$x_1 + 2x_2 + x_3 − x_4 = 0$
$−x_1 + 2x_2 + x_3 + x_4 = 0$
$x_1 + x_3 = 0$
Consider the following matrix $A$ from the system of equations:
$$A = \left(\begin{array}{crc} 1 & 2 & 1 & -1\\ -1 & 2 & 1 & 1\\ 1 & 0 & 1 & 0\\ \end{array}\right)$$
1) Find a basis of the solution space $W (Ax=0).$
2) Find a Matrix $A$ such that the image of the transformation $T: \mathbb R^6 \to \mathbb R^4$ equals $W (\mathrm{im}(T)=W)$
3) Find a Matrix $A$ such that the kernel of the transformation $F: \mathbb R^4 \to \mathbb R^6$ equals $W (\mathrm{ker}(F)=W)$
My solution so far:
I found the solution space to be a line. I performed GJ elimination and got
$$\left(\begin{array}{crc} x_1 \\ x_2 \\ x_3 \\ x_4 \end{array}\right) = \left(\begin{array}{crc} 1 \\ 1/2 \\ -1 \\ 1 \end{array}\right) \cdot t$$ where $t$ is a free variable.
So a basis (one of the many) is the vector $$ u =\left(\begin{array}{crc} 1 \\ 1/2 \\ -1 \\ 1 \end{array}\right)$$
$W = span(u)$
2) We are looking for a matrix $B$ such that $B\cdot x = u$. The matrix $B$ will be a $4\times 6$ matrix.

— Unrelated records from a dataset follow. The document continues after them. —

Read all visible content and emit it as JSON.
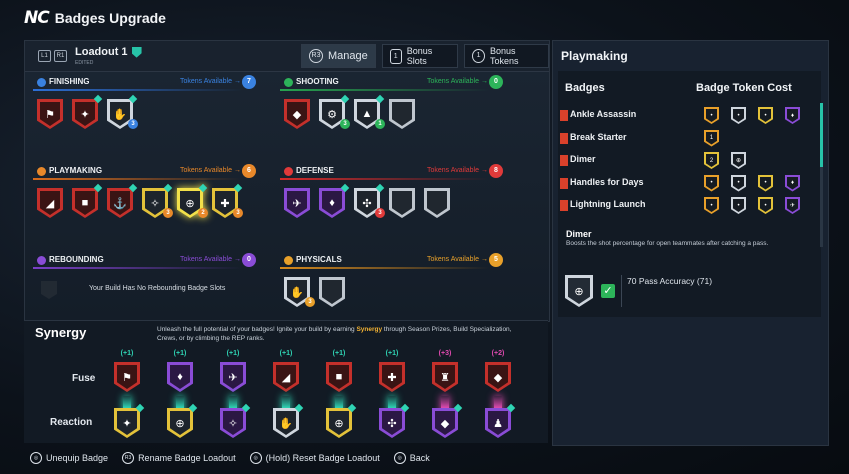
{
  "app": {
    "logo": "NC",
    "title": "Badges Upgrade"
  },
  "loadout": {
    "name": "Loadout 1",
    "sub": "EDITED",
    "btn_left": "L1",
    "btn_right": "R1"
  },
  "tabs": [
    {
      "label": "Manage",
      "icon_text": "R3"
    },
    {
      "label": "Bonus Slots",
      "icon_text": "1"
    },
    {
      "label": "Bonus Tokens",
      "icon_text": "1"
    }
  ],
  "categories": [
    {
      "name": "FINISHING",
      "avail_label": "Tokens Available",
      "tokens": "7",
      "color": "#3a82e0",
      "line": "#2d6fd6",
      "badges": [
        {
          "c": "#c4302b",
          "g": "⚑"
        },
        {
          "c": "#c4302b",
          "g": "✦"
        },
        {
          "c": "#cfd6de",
          "g": "✋",
          "dot": "#3a82e0",
          "dv": "3"
        }
      ]
    },
    {
      "name": "SHOOTING",
      "avail_label": "Tokens Available",
      "tokens": "0",
      "color": "#2db45a",
      "line": "#27a44f",
      "badges": [
        {
          "c": "#c4302b",
          "g": "◆"
        },
        {
          "c": "#cfd6de",
          "g": "⚙",
          "dot": "#2db45a",
          "dv": "3"
        },
        {
          "c": "#cfd6de",
          "g": "▲",
          "dot": "#2db45a",
          "dv": "1"
        },
        {
          "c": "#bfc6ce",
          "g": "",
          "empty": true
        }
      ]
    },
    {
      "name": "PLAYMAKING",
      "avail_label": "Tokens Available",
      "tokens": "6",
      "color": "#e8882a",
      "line": "#d86b1c",
      "badges": [
        {
          "c": "#c4302b",
          "g": "◢"
        },
        {
          "c": "#c4302b",
          "g": "■"
        },
        {
          "c": "#c4302b",
          "g": "⚓"
        },
        {
          "c": "#e3c23a",
          "g": "✧",
          "dot": "#e8882a",
          "dv": "3"
        },
        {
          "c": "#f2e04a",
          "g": "⊕",
          "dot": "#e8882a",
          "dv": "2",
          "glow": true
        },
        {
          "c": "#e3c23a",
          "g": "✚",
          "dot": "#e8882a",
          "dv": "3"
        }
      ]
    },
    {
      "name": "DEFENSE",
      "avail_label": "Tokens Available",
      "tokens": "8",
      "color": "#e03a3a",
      "line": "#d42a2a",
      "badges": [
        {
          "c": "#8a4cd6",
          "g": "✈"
        },
        {
          "c": "#8a4cd6",
          "g": "♦"
        },
        {
          "c": "#cfd6de",
          "g": "✣",
          "dot": "#e03a3a",
          "dv": "3"
        },
        {
          "c": "#bfc6ce",
          "g": "",
          "empty": true
        },
        {
          "c": "#bfc6ce",
          "g": "",
          "empty": true
        }
      ]
    },
    {
      "name": "REBOUNDING",
      "avail_label": "Tokens Available",
      "tokens": "0",
      "color": "#8a4cd6",
      "line": "#7a3fc6",
      "none": "Your Build Has No Rebounding Badge Slots"
    },
    {
      "name": "PHYSICALS",
      "avail_label": "Tokens Available",
      "tokens": "5",
      "color": "#e8a02a",
      "line": "#d88a1c",
      "badges": [
        {
          "c": "#cfd6de",
          "g": "✋",
          "dot": "#e8a02a",
          "dv": "3"
        },
        {
          "c": "#bfc6ce",
          "g": "",
          "empty": true
        }
      ]
    }
  ],
  "synergy": {
    "title": "Synergy",
    "desc_pre": "Unleash the full potential of your badges! Ignite your build by earning ",
    "desc_hl": "Synergy",
    "desc_post": " through Season Prizes, Build Specialization, Crews, or by climbing the REP ranks.",
    "fuse_label": "Fuse",
    "reaction_label": "Reaction",
    "columns": [
      {
        "plus": "(+1)",
        "pc": "#2fd4b4",
        "fuse": "#c4302b",
        "fg": "⚑",
        "react": "#e3c23a",
        "rg": "✦",
        "beam": "#2fd4b4"
      },
      {
        "plus": "(+1)",
        "pc": "#2fd4b4",
        "fuse": "#8a4cd6",
        "fg": "♦",
        "react": "#e3c23a",
        "rg": "⊕",
        "beam": "#2fd4b4"
      },
      {
        "plus": "(+1)",
        "pc": "#2fd4b4",
        "fuse": "#8a4cd6",
        "fg": "✈",
        "react": "#8a4cd6",
        "rg": "✧",
        "beam": "#2fd4b4"
      },
      {
        "plus": "(+1)",
        "pc": "#2fd4b4",
        "fuse": "#c4302b",
        "fg": "◢",
        "react": "#cfd6de",
        "rg": "✋",
        "beam": "#2fd4b4"
      },
      {
        "plus": "(+1)",
        "pc": "#2fd4b4",
        "fuse": "#c4302b",
        "fg": "■",
        "react": "#e3c23a",
        "rg": "⊕",
        "beam": "#2fd4b4"
      },
      {
        "plus": "(+1)",
        "pc": "#2fd4b4",
        "fuse": "#c4302b",
        "fg": "✚",
        "react": "#8a4cd6",
        "rg": "✣",
        "beam": "#2fd4b4"
      },
      {
        "plus": "(+3)",
        "pc": "#e04ab0",
        "fuse": "#c4302b",
        "fg": "♜",
        "react": "#8a4cd6",
        "rg": "◆",
        "beam": "#e04ab0"
      },
      {
        "plus": "(+2)",
        "pc": "#e04ab0",
        "fuse": "#c4302b",
        "fg": "◆",
        "react": "#8a4cd6",
        "rg": "♟",
        "beam": "#e04ab0"
      }
    ]
  },
  "right": {
    "title": "Playmaking",
    "col_badges": "Badges",
    "col_cost": "Badge Token Cost",
    "rows": [
      {
        "name": "Ankle Assassin",
        "tokens": [
          {
            "c": "#e8a02a",
            "t": "•"
          },
          {
            "c": "#cfd6de",
            "t": "•"
          },
          {
            "c": "#e3c23a",
            "t": "•"
          },
          {
            "c": "#8a4cd6",
            "t": "♦"
          }
        ]
      },
      {
        "name": "Break Starter",
        "tokens": [
          {
            "c": "#e8a02a",
            "t": "1"
          }
        ]
      },
      {
        "name": "Dimer",
        "tokens": [
          {
            "c": "#e3c23a",
            "t": "2"
          },
          {
            "c": "#cfd6de",
            "t": "⊕"
          }
        ]
      },
      {
        "name": "Handles for Days",
        "tokens": [
          {
            "c": "#e8a02a",
            "t": "•"
          },
          {
            "c": "#cfd6de",
            "t": "•"
          },
          {
            "c": "#e3c23a",
            "t": "•"
          },
          {
            "c": "#8a4cd6",
            "t": "♦"
          }
        ]
      },
      {
        "name": "Lightning Launch",
        "tokens": [
          {
            "c": "#e8a02a",
            "t": "•"
          },
          {
            "c": "#cfd6de",
            "t": "•"
          },
          {
            "c": "#e3c23a",
            "t": "•"
          },
          {
            "c": "#8a4cd6",
            "t": "✈"
          }
        ]
      }
    ],
    "detail": {
      "name": "Dimer",
      "desc": "Boosts the shot percentage for open teammates after catching a pass.",
      "effect": "70 Pass Accuracy (71)"
    }
  },
  "footer": [
    {
      "label": "Unequip Badge",
      "key": "◎"
    },
    {
      "label": "Rename Badge Loadout",
      "key": "R3"
    },
    {
      "label": "(Hold) Reset Badge Loadout",
      "key": "◎"
    },
    {
      "label": "Back",
      "key": "◎"
    }
  ]
}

Let the first row of the matrix be
$$B = \left(\begin{array}{crc} a_1 & b_1 & c_1 & d_1 & e_1 & f_1\\ .. & .. & .. & .. & .. & ..\\ .. & .. & .. & .. & .. & ..\\ .. & .. & .. & .. & .. & ..\\ \end{array}\right)$$
and this is valid:
$a_1x_1+b_1x_2+c_1x_3+d_1x_4+e_1x_5+f_1x_6 = 1$
We notice though that
$a_1=-a_3=a_4$
$b_1=-b_3=b_4$
.
.
.
$f_1=-f_3=f_4$
and that:
$a_2=\frac{1}{2}a_1$ and $b_2=\frac{1}{2} b_1$ and so on..
What I end up with is with a Matrix that looks like this:
$$B = \left(\begin{array}{crc} a_1 & b_1 & c_1 & d_1 & e_1 & f_1\\ 0 & 0 & 0 & 0 & 0 & 0\\ 0 & 0 & 0 & 0 & 0 & 0\\ 0 & 0 & 0 & 0 & 0 & 0\\ \end{array}\right)$$
which can't be right since what we get is a scalar product.
Please help me. I don't know what I am doing wrong!
Thanks :)
Happy New Year to you all! :)
1) There's an error:It is evident the third equation can't be verified if all coordinates are positive. Actually the third coordinate of $u$ is $-1$.
2) Remember the image of a linear map is generated by the column-vectors of its matrix in a given basis. So all column-vectors of A should be colinear with $u$.
3) You can take for $A$ a 6×4 matrix that's made up of two 3×4 blocks which have kernel equal to $W.$ The simplest is to take these blocks equal to the $A$ of question 1).
Indeed, since $W=\ker T\subset \mathbf R^4$, if we set $ F=T\oplus T\colon \mathbf R^3\oplus\mathbf R^3\simeq \mathbf R^6\rightarrow \mathbf R^4$, we have that $\ker F=\ker T\cap\ker T=W$.